We then took all the Carte Grises paperwork (the Transfer Form signed by the seller and us, the cancelled Carte Grises from the seller, passport, and evidence that we lived at the address we'd given - we took our gas bill that had arrived that morning) to the Prefecture at Castersarrasin to transfer the registration papers. However, they would only accept payment by cheque at Castelsarrasin (no cash, no cards) and we do not have a cheque book (we have since asked for one from Credit Agricole to cover such situations in the future such as at the supermarket where they seem to accept cheques from anyone, but check every single banknote if you try to pay with cash!). Also, the seller had failed to sign the Carte Grises when she cancelled the registration for the car in their names. So we went round to her place and she signed the form, and then we headed for the Prefecture at Montauban, since they were open over lunchtime and also allowed payment by card. It also gave us a chance to learn how the car GPS worked, as the seller's wife programmed it to get us to the Prefecture at Montauban (basically it was the reverse trip that we had done on the bus from Montauban Station to Moissac Station on Wednesday night).
We found the Prefecture at Montauban OK, went through the preliminary check and then waited for 40 minutes for the Carte Grises tellers. All seem to be going well, until the officer on duty said that the signatures of the sellers wife on the Carte Grises and the Transfer Application Forms were different. We know this was not the case, since we had seen her sign both forms in the past 24 hours. But nothing we could say or do was going to change the officer’s mind – she was convinced they were different and that’s all there was to it! Seems like she could easily get a job in the Long-Stay Visa section of the French Consulate in Sydney!

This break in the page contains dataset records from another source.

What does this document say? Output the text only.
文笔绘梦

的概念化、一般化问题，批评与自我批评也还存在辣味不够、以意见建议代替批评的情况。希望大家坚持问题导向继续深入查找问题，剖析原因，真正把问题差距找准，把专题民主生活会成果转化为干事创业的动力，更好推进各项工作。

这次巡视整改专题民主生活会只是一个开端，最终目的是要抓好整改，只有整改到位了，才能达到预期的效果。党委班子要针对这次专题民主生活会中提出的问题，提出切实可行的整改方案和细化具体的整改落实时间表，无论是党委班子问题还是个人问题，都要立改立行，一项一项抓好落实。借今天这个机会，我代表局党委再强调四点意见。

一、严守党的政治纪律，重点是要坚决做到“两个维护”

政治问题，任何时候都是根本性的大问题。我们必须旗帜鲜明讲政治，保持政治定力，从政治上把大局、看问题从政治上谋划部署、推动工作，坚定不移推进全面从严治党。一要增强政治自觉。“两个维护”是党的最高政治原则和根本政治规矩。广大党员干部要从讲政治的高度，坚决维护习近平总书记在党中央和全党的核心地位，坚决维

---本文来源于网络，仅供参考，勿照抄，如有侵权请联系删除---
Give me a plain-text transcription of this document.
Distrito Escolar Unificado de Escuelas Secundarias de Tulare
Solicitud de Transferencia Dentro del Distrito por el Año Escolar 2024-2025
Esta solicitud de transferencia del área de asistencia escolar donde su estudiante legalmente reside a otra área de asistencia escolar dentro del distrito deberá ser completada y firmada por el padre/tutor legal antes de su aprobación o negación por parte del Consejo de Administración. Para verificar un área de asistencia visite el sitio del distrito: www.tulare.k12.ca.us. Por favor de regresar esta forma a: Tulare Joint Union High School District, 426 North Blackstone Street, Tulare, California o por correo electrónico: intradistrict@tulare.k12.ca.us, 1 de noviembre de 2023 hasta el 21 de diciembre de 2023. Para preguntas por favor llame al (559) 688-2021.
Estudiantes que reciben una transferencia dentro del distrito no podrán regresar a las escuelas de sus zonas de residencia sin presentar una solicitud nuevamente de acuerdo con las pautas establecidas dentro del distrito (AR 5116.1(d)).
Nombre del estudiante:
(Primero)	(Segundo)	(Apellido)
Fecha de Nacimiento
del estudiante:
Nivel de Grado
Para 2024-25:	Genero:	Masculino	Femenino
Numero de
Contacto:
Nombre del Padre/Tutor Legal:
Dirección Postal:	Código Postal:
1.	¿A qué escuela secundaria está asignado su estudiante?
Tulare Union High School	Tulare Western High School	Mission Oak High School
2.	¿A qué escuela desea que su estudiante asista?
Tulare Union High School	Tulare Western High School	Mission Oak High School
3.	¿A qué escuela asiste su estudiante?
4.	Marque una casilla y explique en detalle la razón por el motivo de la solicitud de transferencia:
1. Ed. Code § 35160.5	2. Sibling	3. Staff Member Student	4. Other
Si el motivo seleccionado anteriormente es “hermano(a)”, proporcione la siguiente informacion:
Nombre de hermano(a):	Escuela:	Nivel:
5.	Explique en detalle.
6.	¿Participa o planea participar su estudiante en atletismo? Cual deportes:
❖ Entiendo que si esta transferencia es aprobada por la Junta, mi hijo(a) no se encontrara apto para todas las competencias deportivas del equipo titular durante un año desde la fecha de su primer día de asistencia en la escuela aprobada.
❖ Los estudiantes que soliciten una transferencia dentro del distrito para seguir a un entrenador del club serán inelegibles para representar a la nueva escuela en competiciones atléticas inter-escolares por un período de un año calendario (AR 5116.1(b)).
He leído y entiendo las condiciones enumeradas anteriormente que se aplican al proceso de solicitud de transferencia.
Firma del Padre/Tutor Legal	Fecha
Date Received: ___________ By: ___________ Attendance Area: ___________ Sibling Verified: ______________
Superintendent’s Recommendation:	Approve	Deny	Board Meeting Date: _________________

So we collected all our forms again and headed back to Castelsarrasin to tell the seller's wife the story. She said she would then come with us to the Castelsarrasin Prefecture again that afternoon, would re-sign the forms if necessary, and would also make the payment with one of her cheques, and we could then give her the cash. We presented exactly the same forms at Castelsarrasin as we had at Montauban, and not a word was said about signatures. Ten minutes later we left with our temporary Carte Grises, while we wait for the permanent one to arrive in the mail. We then went back to the seller's house and had a lovely sweet mint/absinthe tea, and a chat about a range of issues. Turned out that she knew Mme Eva Katz from the Moissac Urbanism Dept, who handles the renovation program in the selected areas of Moissac (which will assist with work on the façade at 71 Rue Gambetta). Seems that the sellers have a property near the Post Office which is also getting assistance via the same program, so they could be useful down the track. The seller's wife was such a delightful and helpful person that we will be keeping in touch anyway, and probably taking her kids for a ride on the barge when we pass through Castelsarrasin on Sunday.
Late in the afternoon, we went over to 71 to read the water meter and turn on the water. Having done both these tasks, Rita then rang Veolia and signed us up for a water supply account. We then headed out the back to the garden, where we did some more deadheading and trimming of the roses. I also took down one of the lengths of wire fencing surrounding the gardens (can't really understand why they were around the garden in the first place), and used the wire mesh to make a compost bin for the garden refuse, thus killing two birds with one stone!